Zırhlı Birlikler'e kumpas (2)
Etimesgut'ta darbecilerin "terör saldırısı var" yalanı ile personel alarm durumuna geçtiği için televizyonları seyretme imkanı yok. Bircan Kırker ve Faruk Yaman'ın emri ile nöbetçi subaylar Üsteğmen Koray Korkmaz...
Etimesgut'ta darbecilerin "terör saldırısı var" yalanı ile personel alarm durumuna geçtiği için televizyonları seyretme imkanı yok. Bircan Kırker ve Faruk Yaman'ın emri ile nöbetçi subaylar Üsteğmen Koray Korkmaz ve Üsteğmen Fatih Mehmet Kılıç'ın yanlarına birer Teğmen verilerek iki tank saat 00.40'da hareket eder. Tankların çıkışından sonra Alay ve Tabur komutanları brifing salonunda toplantıya çağırılır. Darbecilerin başı Nöbetçi Amiri Erdal Yetim'den şüphelendiği için Kurmay Başkanı "hazırlıkları yapın" diyerek toplantıya almaz.

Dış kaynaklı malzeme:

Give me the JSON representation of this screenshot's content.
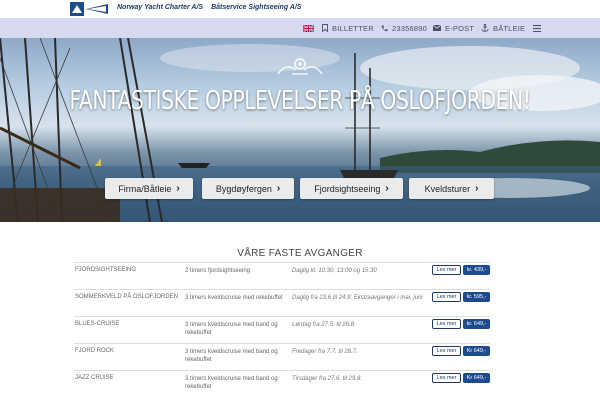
{
  "brand": {
    "company_1": "Norway Yacht Charter A/S",
    "company_2": "Båtservice Sightseeing A/S"
  },
  "nav": {
    "language_icon": "uk-flag-icon",
    "tickets": "BILLETTER",
    "phone": "23356890",
    "email": "E-POST",
    "boat_rental": "BÅTLEIE",
    "menu_icon": "hamburger-icon"
  },
  "hero": {
    "title": "FANTASTISKE OPPLEVELSER PÅ OSLOFJORDEN!",
    "buttons": [
      {
        "label": "Firma/Båtleie"
      },
      {
        "label": "Bygdøyfergen"
      },
      {
        "label": "Fjordsightseeing"
      },
      {
        "label": "Kveldsturer"
      }
    ]
  },
  "departures": {
    "title": "VÅRE FASTE AVGANGER",
    "more_label": "Les mer",
    "rows": [
      {
        "name": "FJORDSIGHTSEEING",
        "desc": "2 timers fjordsightseeing",
        "time": "Daglig kl. 10:30, 13:00 og 15:30",
        "price": "kr. 439,-"
      },
      {
        "name": "SOMMERKVELD PÅ OSLOFJORDEN",
        "desc": "3 timers kveldscruise med rekebuffet",
        "time": "Daglig fra 23.6 til 24.9; Ekstraavganger i mai, juni",
        "price": "kr. 595,-"
      },
      {
        "name": "BLUES-CRUISE",
        "desc": "3 timers kveldscruise med band og rekebuffet",
        "time": "Lørdag fra 27.5. til 26.8.",
        "price": "kr. 649,-"
      },
      {
        "name": "FJORD ROCK",
        "desc": "3 timers kveldscruise med band og rekebuffet",
        "time": "Fredager fra 7.7. til 28.7.",
        "price": "Kr 649,-"
      },
      {
        "name": "JAZZ CRUISE",
        "desc": "3 timers kveldscruise med band og rekebuffet",
        "time": "Tirsdager fra 27.6. til 29.8.",
        "price": "Kr 649,-"
      }
    ]
  }
}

01.15'te dışarı çıkan tanktan Üsteğmen Koray, Erdal Yetim'i telefonla arar. "Komutanım burada terör saldırısı felan yok. Sırtında Türk bayrağı, kucağında bir yaşında bebeği olan kadın tankın önünü kesti. Bunlar terörist değil, Türk halkı hatta bir vatandaş tankın silahını aldı" deyince Erdal, "Koray silahın önemi yok, kimseye zarar vermeden derhal kışlaya dönün" emrini verir. Konuşmaya tanık olan darbeciler İsa Sancaklı ve Faruk Yaman "Ne olmuş?" diye sorar. Erdal da "Terör saldırısı felan yokmuş halk tankların önünü kesmiş bu yüzden dönün" dedim, sözleri ile yalanı yüzlerine vurmuş. Darbeciler çılgına dönmüş. "Sen görev verilen tankları nasıl döndürürsün, derhal ara hemen görev yerlerine dönsünler önlerine halk çıktıysa gerekirse ezsinler, tarayarak dağıtsınlar" diyen darbeciler bu defa sert kayaya çarpmıştır. Erdal kesinlikle böyle bir emri vermeyeceğini tekrar edince, "Emre itaatsizlikte ısrar edersen Sıkıyönetim Mahkemesinde yargılanıp idam edilirsin" tehdidine başvururlar. Tankların geri dönüşünü engelleyemeyeceğini anlayan darbeciler bu defa Beştepe Köprüsü'nü F16 uçakları ile havaya uçurmayı planlar ancak köprü yıkıldığı takdirde çıkarılacak diğer tankların geçemeyeceğini anlayıp vazgeçerler.
***
Koray Üsteğmen saat 01.30'da iki tank ile kışlaya giriş yapar. Aynı anda tankların başında bulunan Üsteğmen Ayhan Şen, Tabur Komutanı Erdal Yetim'in başlarında olmayışından şüphelenerek diğer bölük komutanlarını da uyararak darbeciler tarafından tankların çıkarılmasını engelleyenler arasındadır. Darbe karargahındaki brifing salonunda terör yalanı ortaya çıkınca Albay Cem Tuce ve Binbaşı İsmail Suvay, "Türk halkına ihanet edemeyiz, emirlere uymayacağız" diyerek 01.30'da toplantıyı terk ederler. Kısacası darbenin başarısız olacağı Zırhlı Birlikler'de 01.30'da ortaya çıkmıştır.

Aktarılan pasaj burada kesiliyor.